An vielen Orten Deutschlands fanden in den vergangenen Monaten die Deutschen Meisterschaften in 130 Handwerksberufen statt. Mehr als 3000 junge Menschen nehmen jedes Jahr an Europas größtem Handwerkswettbewerb teil. Unter Schirmherrschaft des Bundespräsidenten treten in den Ausscheiden die besten Absolventinnen und Absolventen der Berufsausbildungen im Handwerk gegeneinander an.
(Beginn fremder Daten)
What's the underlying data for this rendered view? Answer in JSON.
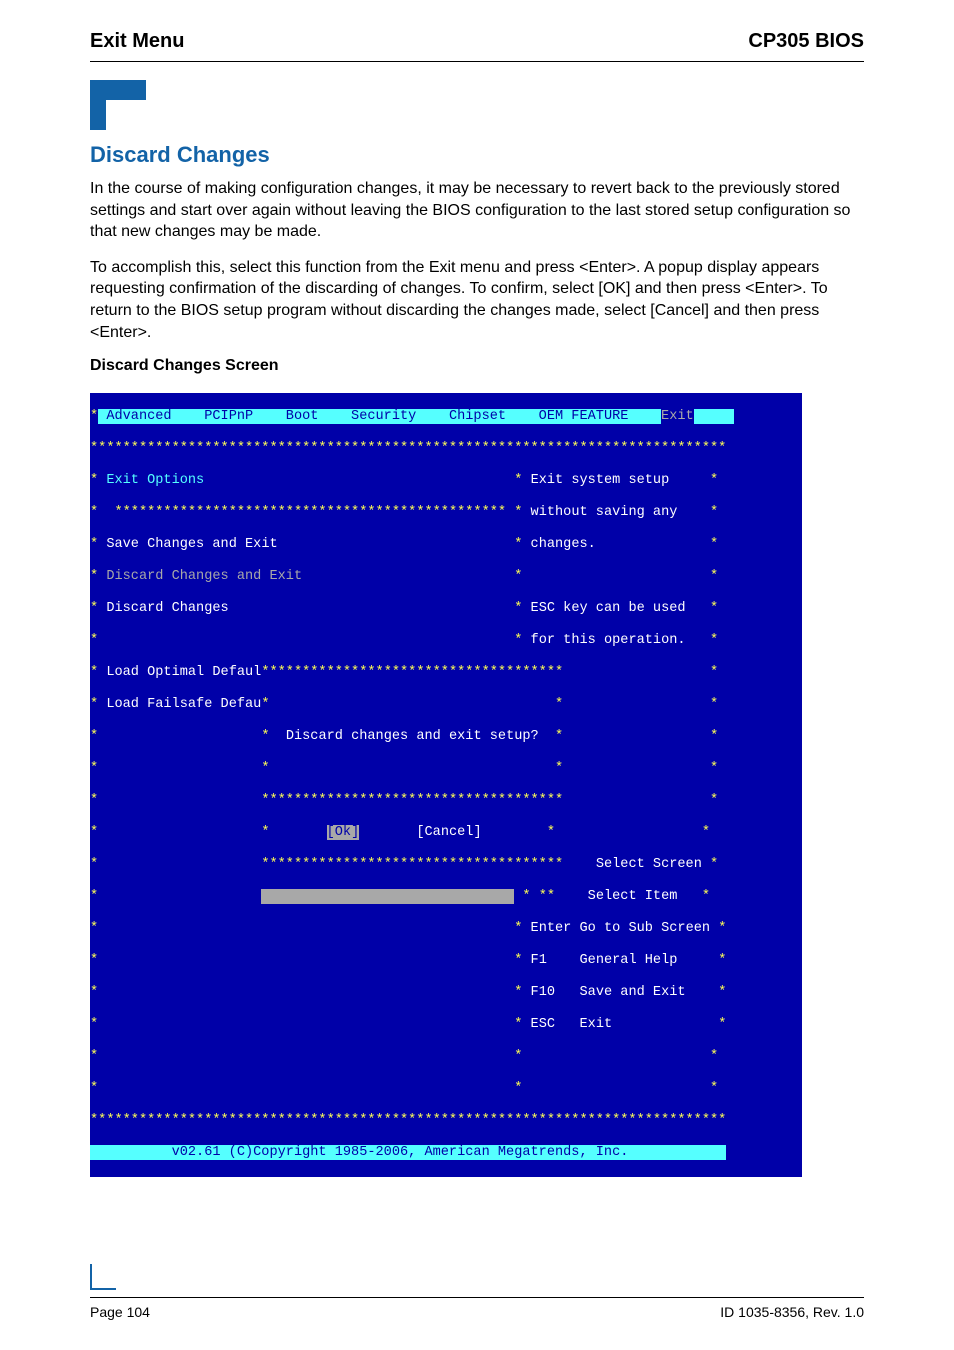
{
  "header": {
    "left": "Exit Menu",
    "right": "CP305 BIOS"
  },
  "section": {
    "title": "Discard Changes",
    "p1": "In the course of making configuration changes, it may be necessary to revert back to the previously stored settings and start over again without leaving the BIOS configuration to the last stored setup configuration so that new changes may be made.",
    "p2": "To accomplish this, select this function from the Exit menu and press <Enter>. A popup display appears requesting confirmation of the discarding of changes. To confirm, select [OK] and then press <Enter>. To return to the BIOS setup program without discarding the changes made, select [Cancel] and then press <Enter>.",
    "sub": "Discard Changes Screen"
  },
  "bios": {
    "tabs": {
      "items": " Advanced    PCIPnP    Boot    Security    Chipset    OEM FEATURE    ",
      "active": "Exit"
    },
    "starsFull": "******************************************************************************",
    "starsHalf": "************************************************",
    "menu": {
      "exitOptions": "Exit Options",
      "saveExit": "Save Changes and Exit",
      "discardExit": "Discard Changes and Exit",
      "discard": "Discard Changes",
      "loadOptimal": "Load Optimal Defaul",
      "loadFailsafe": "Load Failsafe Defau"
    },
    "help": {
      "l1": "Exit system setup",
      "l2": "without saving any",
      "l3": "changes.",
      "l4": "ESC key can be used",
      "l5": "for this operation.",
      "navSelScreen": "Select Screen",
      "navSelItem": "Select Item",
      "navEnter": "Go to Sub Screen",
      "navF1": "General Help",
      "navF10": "Save and Exit",
      "navESC": "Exit",
      "enter": "Enter",
      "f1": "F1",
      "f10": "F10",
      "esc": "ESC"
    },
    "dialog": {
      "starsBox": "*************************************",
      "msg": "Discard changes and exit setup?",
      "ok": "[Ok]",
      "cancel": "[Cancel]"
    },
    "footer": "v02.61 (C)Copyright 1985-2006, American Megatrends, Inc."
  },
  "footer": {
    "left": "Page 104",
    "right": "ID 1035-8356, Rev. 1.0"
  }
}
Sechs junge Ostbrandenburger Handwerker, vertraten das Land Brandenburg in ihren Gewerken mit Bravour.

Paul Schuster, SHK-Anlagenmechaniker, 2. Platz
„Hurra, Deutscher Vizemeister!“
„Die Teilnahme war für mich völlig surreal. Die Aufgaben hatten es in sich. Ein Kupferrohr zur Form eines U-Bootes biegen. Am Ende durften nicht mehr als 12 Zentimeter Rohr übrigbleiben. Außerdem eine Wärmepumpe in Betrieb nehmen, ein Toilettenbecken montieren und einen leckenden Wasserhahn durch eine infrarotgesteuerte Wasserspararmatur ersetzen. Ich habe in allen Modulen die vorgegebene Zeit unterschritten. Dass ich damit Deutscher Vizemeister wurde, ist der absolute Hammer und etwas, auf das ich mächtig stolz bin.“ (Onlinebericht Weishaupt)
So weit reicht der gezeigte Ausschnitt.